Western areas of North America are continuing to suffer a significant heatwave that is threatening to break the highest global September temperature record. The global record in September is 52.2C (126F), in 1950 in Mecca, California. On 1 September this year, temperatures at Furnace Creek in Death Valley reached a scorching 51.3C (124.4F), less than a degree off the all-time record.

In the following days, several Canadian provinces’ September records were broken, including Alberta, Saskatchewan, and British Columbia. On 2 September Lytton in British Columbia reached 39.6C (103F), only 0.4C off the September record for all of Canada. Records in many other cities also fell on 2 and 3 September. The remainder of this week will stay anomalously hot, about 10C above average, with a continued threat of records falling but the heat is expected to move away eastwards later this week.

Hurricane season is finally beginning to ramp up, which mayhelp suppress the high temperatures across the western US. Since the formation of the first tropical hurricane of the 2022 season last week, Typhoon Hinnamnor, which is still affecting Japan and the Korean peninsula, more tropical disturbances have been developing.

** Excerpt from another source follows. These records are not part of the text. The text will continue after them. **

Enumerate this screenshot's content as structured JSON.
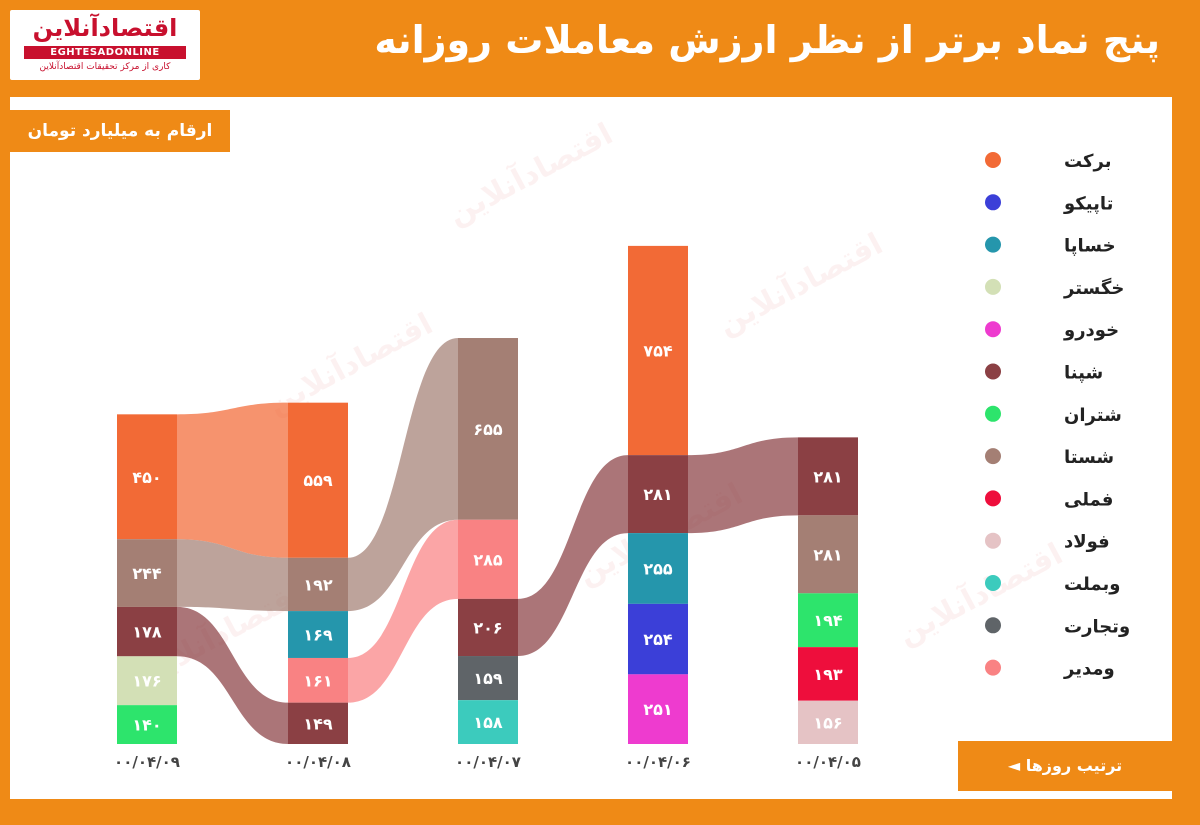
{
  "brand": {
    "name": "اقتصادآنلاین",
    "latin": "EGHTESADONLINE",
    "tagline": "کاری از مرکز تحقیقات اقتصادآنلاین"
  },
  "title": "پنج نماد برتر از نظر ارزش معاملات روزانه",
  "units_label": "ارقام به میلیارد تومان",
  "order_label": "ترتیب روزها ◄",
  "chart_data": {
    "type": "bar",
    "title": "پنج نماد برتر از نظر ارزش معاملات روزانه",
    "ylabel": "ارقام به میلیارد تومان",
    "categories": [
      "۰۰/۰۴/۰۹",
      "۰۰/۰۴/۰۸",
      "۰۰/۰۴/۰۷",
      "۰۰/۰۴/۰۶",
      "۰۰/۰۴/۰۵"
    ],
    "series": [
      {
        "name": "برکت",
        "color": "#f26a36",
        "values": [
          450,
          559,
          null,
          754,
          null
        ]
      },
      {
        "name": "تاپیکو",
        "color": "#3b3fd8",
        "values": [
          null,
          null,
          null,
          254,
          null
        ]
      },
      {
        "name": "خساپا",
        "color": "#2596ac",
        "values": [
          null,
          169,
          null,
          255,
          null
        ]
      },
      {
        "name": "خگستر",
        "color": "#d3e0b6",
        "values": [
          176,
          null,
          null,
          null,
          null
        ]
      },
      {
        "name": "خودرو",
        "color": "#ee3bcf",
        "values": [
          null,
          null,
          null,
          251,
          null
        ]
      },
      {
        "name": "شپنا",
        "color": "#8b4044",
        "values": [
          178,
          149,
          206,
          281,
          281
        ]
      },
      {
        "name": "شتران",
        "color": "#2de46c",
        "values": [
          140,
          null,
          null,
          null,
          194
        ]
      },
      {
        "name": "شستا",
        "color": "#a47f74",
        "values": [
          244,
          192,
          655,
          null,
          281
        ]
      },
      {
        "name": "فملی",
        "color": "#ee0e3c",
        "values": [
          null,
          null,
          null,
          null,
          193
        ]
      },
      {
        "name": "فولاد",
        "color": "#e5c3c5",
        "values": [
          null,
          null,
          null,
          null,
          156
        ]
      },
      {
        "name": "وبملت",
        "color": "#3ccbbd",
        "values": [
          null,
          null,
          158,
          null,
          null
        ]
      },
      {
        "name": "وتجارت",
        "color": "#5f6468",
        "values": [
          null,
          null,
          159,
          null,
          null
        ]
      },
      {
        "name": "ومدیر",
        "color": "#f98283",
        "values": [
          null,
          161,
          285,
          null,
          null
        ]
      }
    ],
    "columns": [
      {
        "date": "۰۰/۰۴/۰۹",
        "stack": [
          {
            "name": "برکت",
            "value": 450,
            "label": "۴۵۰"
          },
          {
            "name": "شستا",
            "value": 244,
            "label": "۲۴۴"
          },
          {
            "name": "شپنا",
            "value": 178,
            "label": "۱۷۸"
          },
          {
            "name": "خگستر",
            "value": 176,
            "label": "۱۷۶"
          },
          {
            "name": "شتران",
            "value": 140,
            "label": "۱۴۰"
          }
        ]
      },
      {
        "date": "۰۰/۰۴/۰۸",
        "stack": [
          {
            "name": "برکت",
            "value": 559,
            "label": "۵۵۹"
          },
          {
            "name": "شستا",
            "value": 192,
            "label": "۱۹۲"
          },
          {
            "name": "خساپا",
            "value": 169,
            "label": "۱۶۹"
          },
          {
            "name": "ومدیر",
            "value": 161,
            "label": "۱۶۱"
          },
          {
            "name": "شپنا",
            "value": 149,
            "label": "۱۴۹"
          }
        ]
      },
      {
        "date": "۰۰/۰۴/۰۷",
        "stack": [
          {
            "name": "شستا",
            "value": 655,
            "label": "۶۵۵"
          },
          {
            "name": "ومدیر",
            "value": 285,
            "label": "۲۸۵"
          },
          {
            "name": "شپنا",
            "value": 206,
            "label": "۲۰۶"
          },
          {
            "name": "وتجارت",
            "value": 159,
            "label": "۱۵۹"
          },
          {
            "name": "وبملت",
            "value": 158,
            "label": "۱۵۸"
          }
        ]
      },
      {
        "date": "۰۰/۰۴/۰۶",
        "stack": [
          {
            "name": "برکت",
            "value": 754,
            "label": "۷۵۴"
          },
          {
            "name": "شپنا",
            "value": 281,
            "label": "۲۸۱"
          },
          {
            "name": "خساپا",
            "value": 255,
            "label": "۲۵۵"
          },
          {
            "name": "تاپیکو",
            "value": 254,
            "label": "۲۵۴"
          },
          {
            "name": "خودرو",
            "value": 251,
            "label": "۲۵۱"
          }
        ]
      },
      {
        "date": "۰۰/۰۴/۰۵",
        "stack": [
          {
            "name": "شپنا",
            "value": 281,
            "label": "۲۸۱"
          },
          {
            "name": "شستا",
            "value": 281,
            "label": "۲۸۱"
          },
          {
            "name": "شتران",
            "value": 194,
            "label": "۱۹۴"
          },
          {
            "name": "فملی",
            "value": 193,
            "label": "۱۹۳"
          },
          {
            "name": "فولاد",
            "value": 156,
            "label": "۱۵۶"
          }
        ]
      }
    ],
    "links": [
      {
        "name": "برکت",
        "from": 0,
        "to": 1
      },
      {
        "name": "شستا",
        "from": 0,
        "to": 1
      },
      {
        "name": "شپنا",
        "from": 0,
        "to": 1
      },
      {
        "name": "شستا",
        "from": 1,
        "to": 2
      },
      {
        "name": "ومدیر",
        "from": 1,
        "to": 2
      },
      {
        "name": "شپنا",
        "from": 2,
        "to": 3
      },
      {
        "name": "شپنا",
        "from": 3,
        "to": 4
      }
    ],
    "legend": [
      "برکت",
      "تاپیکو",
      "خساپا",
      "خگستر",
      "خودرو",
      "شپنا",
      "شتران",
      "شستا",
      "فملی",
      "فولاد",
      "وبملت",
      "وتجارت",
      "ومدیر"
    ],
    "legend_position": "right"
  }
}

A tropical storm (Twelve-E) off the Pacific coast of Mexico has been deepening quickly over the last 48 hours with showers and thunderstorms becoming more organised as the low deepens. Forecast models suggest there is a high likelihood of this developing into a category 1 hurricane on Tuesday, although the maximum wind strength remains uncertain. The track of this storm system is expected to follow the Mexican coast northwards towards California throughout this week, bringing stormy conditions all along western Mexico.

Through the second half of this week the storm system will affect areas around the California Baja peninsula, and even up into southern California, with a possibility of 100-200mm of rain accumulation in the space of 24 hours bringing a risk of significant flooding. From intense heat to strong flood risks, this would be a very dramatic change in weather in the course of a week for south-western states in the US.